|Google Image Bot with an Empty User Agent|
Msg#: 3661791 posted 12:54 pm on May 29, 2008 (gmt 0)
About 6 months ago I was pretty much attacked on all my sites by bad bots crawling and slowing one of my servers down markedly. I loaded an ISAPI filter which has been working very well. One of my sites has a gallery section that used to have quite a few images in Google image search, but I noticed yesterday that most of the images are gone. Hence I started going through log files to see if the bot had visited lately. I found that a Googlebot has been trying to crawl images, but it is being rejected by the ISAPI filter because the bot is showing an empty user agent. Since the ISAPI filter is blocking and logging the block, there is nothing in the normal logfiles that show the bot even visiting. The IP address for the bot is 220.127.116.11. The filter log shows the bot coming in and trying to crawl 5 or 6 images, getting rejected because of the empty user agent and then leaving. I suppose I could open the IP for class b to be unfiltered (all those IPs are owned by Google), but why would Google be sending out a robot with no user agent? Anyone else ever see anything like this?
Msg#: 3661791 posted 2:20 pm on May 29, 2008 (gmt 0)
I've just checked logs for a few sites, and I can't find an example of this IP from Google so far.
Here's another oddity in what you're seeing. According to the official Google Blog post about Verifying Googlebot [googlewebmastercentral.blogspot.com] "the recommended technique would be to do a reverse DNS lookup, verify that the name is in the googlebot.com domain, and then do a corresponding forward DNS->IP lookup using that googlebot.com name."
But this IP address doesn't seem to have reverse IP set up at all. So I'd say just forget about it, except that your image indexing is affected - so something's up here. Still, if you open up that class-b to be unfiltered, I suppose there's a chance that you would be more vulnerable to IP spoofing in this range from malicious bots. But then again, I guess malicious bots are even more likely to spoof a googlebot user agent anyway.
If Google Image Search traffic is useful for your business, I guess it's worth the experiment to open up the filter.
Msg#: 3661791 posted 3:52 pm on May 29, 2008 (gmt 0)
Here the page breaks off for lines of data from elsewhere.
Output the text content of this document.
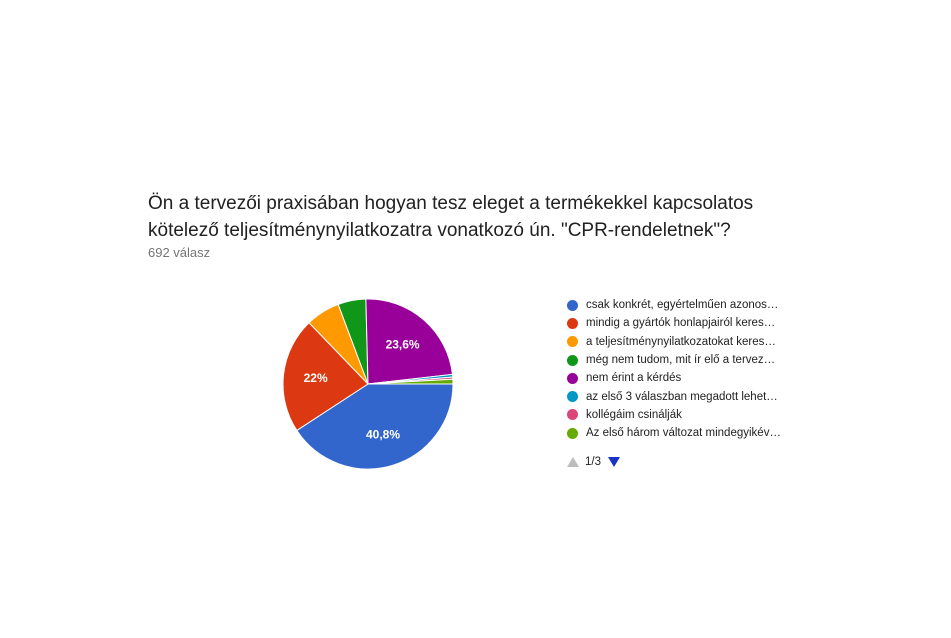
Ön a tervezői praxisában hogyan tesz eleget a termékekkel kapcsolatos kötelező teljesítménynyilatkozatra vonatkozó ún. "CPR-rendeletnek"?
692 válasz
40,8%
22%
23,6%
csak konkrét, egyértelműen azonos…
mindig a gyártók honlapjairól keres…
a teljesítménynyilatkozatokat keres…
még nem tudom, mit ír elő a tervez…
nem érint a kérdés
az első 3 válaszban megadott lehet…
kollégáim csinálják
Az első három változat mindegyikév…
1/3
I just assumed this was the google image bot. The files it was trying to access were either jpgs or gifs. I did a search in the regular lof files for googlebot-image and did find legitimate hits, albeit just a couple a day. This could be something altogether different. I did find some interesting referrals here...
Still, I am having trouble getting images in the index. The big problem is it takes soooooooo looooooong before you see any results when trying to optimize for this. About a year ago, I changed all the images from pic1, pic2, pic3 to small-red-widget, big-green-widget, medium-blue-widget, etc. along with appropriate alt tags. All the images disappeared and I am still waiting for any fruits to bloom off of the labor tree ;-)
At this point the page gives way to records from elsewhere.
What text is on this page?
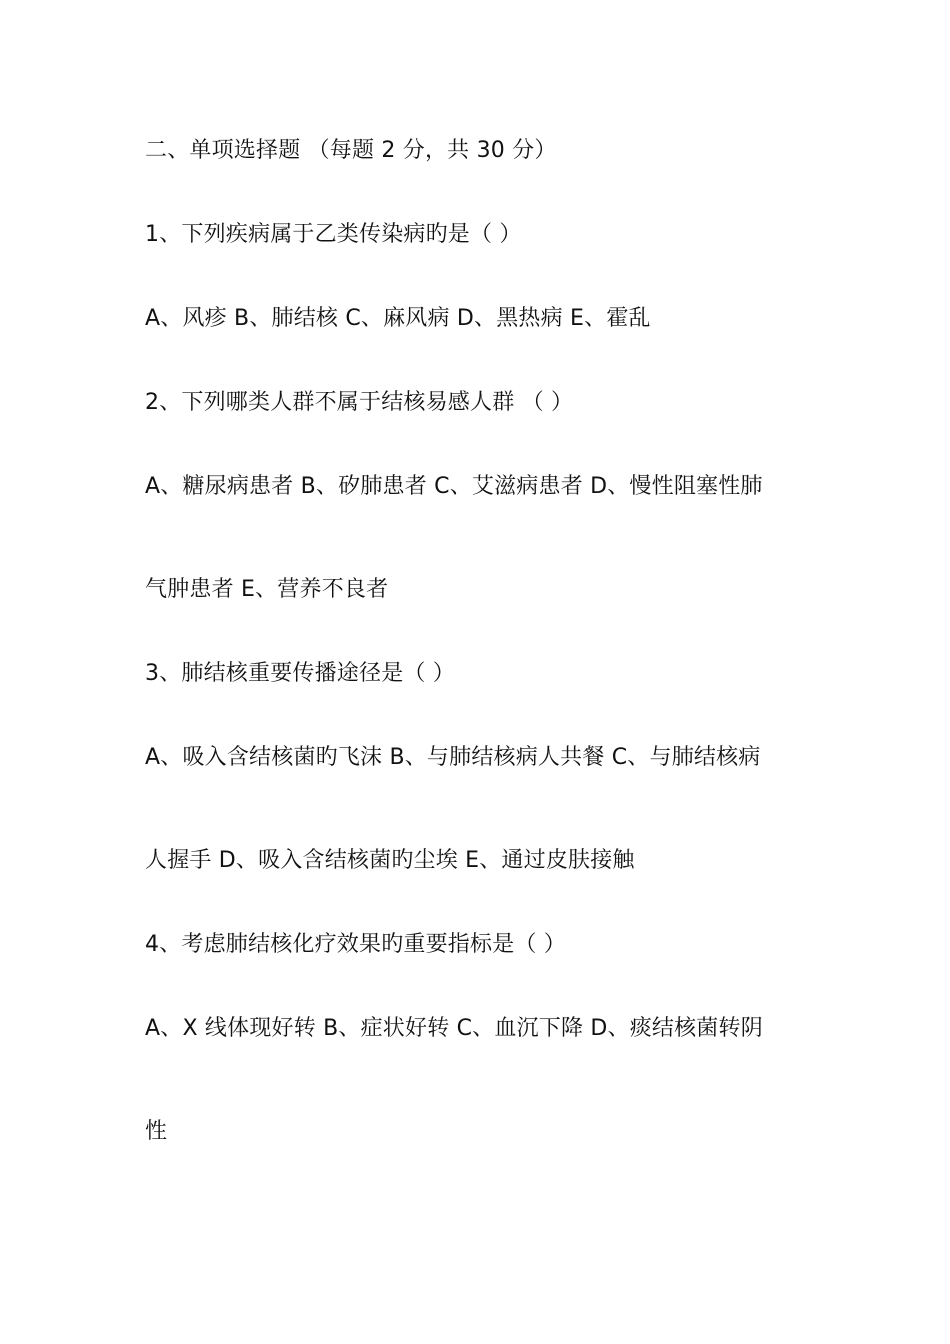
二、单项选择题 （每题 2 分，共 30 分）
1、下列疾病属于乙类传染病旳是（ ）
A、风疹 B、肺结核 C、麻风病 D、黑热病 E、霍乱
2、下列哪类人群不属于结核易感人群 （ ）
A、糖尿病患者 B、矽肺患者 C、艾滋病患者 D、慢性阻塞性肺
气肿患者 E、营养不良者
3、肺结核重要传播途径是（ ）
A、吸入含结核菌旳飞沫 B、与肺结核病人共餐 C、与肺结核病
人握手 D、吸入含结核菌旳尘埃 E、通过皮肤接触
4、考虑肺结核化疗效果旳重要指标是（ ）
A、X 线体现好转 B、症状好转 C、血沉下降 D、痰结核菌转阴
性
Msg#: 3661791 posted 4:47 pm on May 29, 2008 (gmt 0)
Well it is a Google IP. We have had similar issues with Google IPs either 1) not having a google user agent 2) not providing reverse dns 3) behaving like a scraper while doing both of the previous
We ended up having to do an IP whois just before blocking scrapers just to ensure it wasn't one of these Google IPs. I am even curious if Google even uses IPs that it doesn't "own" as well. As every time we put our scraper scripts into effect we have a serp drop very soon after and when we take it off it goes back up. I was wondering if Google had a bot pretending to be human that we end up blocking that causes this. We have gone through the log files to ensure we only block bots and I whois them and they are all potential scrapers in the traditional sense.
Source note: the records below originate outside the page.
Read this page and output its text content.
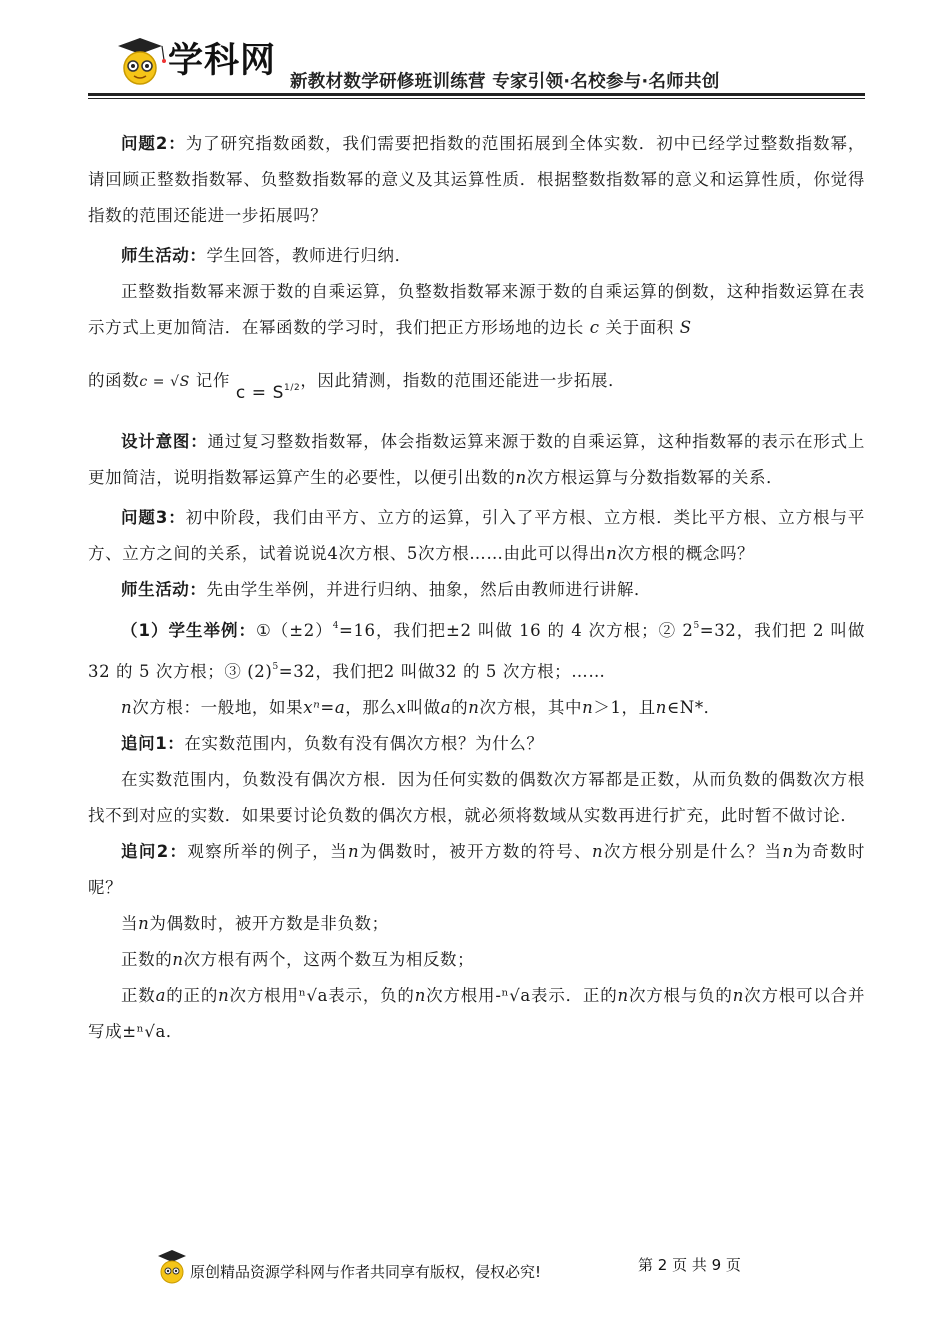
学科网
新教材数学研修班训练营 专家引领·名校参与·名师共创

问题2：为了研究指数函数，我们需要把指数的范围拓展到全体实数．初中已经学过整数指数幂，请回顾正整数指数幂、负整数指数幂的意义及其运算性质．根据整数指数幂的意义和运算性质，你觉得指数的范围还能进一步拓展吗？

师生活动：学生回答，教师进行归纳．

正整数指数幂来源于数的自乘运算，负整数指数幂来源于数的自乘运算的倒数，这种指数运算在表示方式上更加简洁．在幂函数的学习时，我们把正方形场地的边长 c 关于面积 S

的函数c = √S 记作 $c = S^{1/2}$，因此猜测，指数的范围还能进一步拓展．

设计意图：通过复习整数指数幂，体会指数运算来源于数的自乘运算，这种指数幂的表示在形式上更加简洁，说明指数幂运算产生的必要性，以便引出数的n次方根运算与分数指数幂的关系．

问题3：初中阶段，我们由平方、立方的运算，引入了平方根、立方根．类比平方根、立方根与平方、立方之间的关系，试着说说4次方根、5次方根……由此可以得出n次方根的概念吗？

师生活动：先由学生举例，并进行归纳、抽象，然后由教师进行讲解．

（1）学生举例：$①(\pm 2)^4=16$，我们把±2 叫做 16 的 4 次方根；② $2^5=32$，我们把 2 叫做 32 的 5 次方根；③ $(2)^5=32$，我们把2 叫做32 的 5 次方根；……

n次方根：一般地，如果xⁿ=a，那么x叫做a的n次方根，其中n＞1，且n∈N*．

追问1：在实数范围内，负数有没有偶次方根？为什么？

在实数范围内，负数没有偶次方根．因为任何实数的偶数次方幂都是正数，从而负数的偶数次方根找不到对应的实数．如果要讨论负数的偶次方根，就必须将数域从实数再进行扩充，此时暂不做讨论．

追问2：观察所举的例子，当n为偶数时，被开方数的符号、n次方根分别是什么？当n为奇数时呢？

当n为偶数时，被开方数是非负数；

正数的n次方根有两个，这两个数互为相反数；

正数a的正的n次方根用ⁿ√a表示，负的n次方根用-ⁿ√a表示．正的n次方根与负的n次方根可以合并写成±ⁿ√a．

原创精品资源学科网与作者共同享有版权，侵权必究!	第 2 页 共 9 页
Msg#: 3661791 posted 5:40 pm on May 29, 2008 (gmt 0)
|I just assumed this was the google image bot |
I don't think so, this is something different.
I just checked and I'm seeing this IP but I didn't see it ask for robots.txt.
However, I did see this user agent also associated with the IP:
"Mozilla/5.0 (X11; U; Linux i686 (x86_64); en-US; rv:18.104.22.168) Gecko/20080404 Firefox/22.214.171.124"
I could be wrong but so far every time you see a combination of images and Firefox Linue it's typically someone making screen shots. However, I suspect Google would be making a lot more screen shots if that's what they're really doing unless they're just experimenting because images and HTML combined from this IP was only 32 files.
FWIW, don't worry about blocking things from Google's IP ranges in general because they have other services that have been used by scrapers which I block all the time without repercussion.
Msg#: 3661791 posted 6:57 pm on Jun 2, 2008 (gmt 0)
You're right, this ip never requests the robots.txt file. Nor sitemaps. Pretty scary, though, if they are taking screenshots of this site. Maybe they are putting together a powerpoint on how to do great optimization, eh?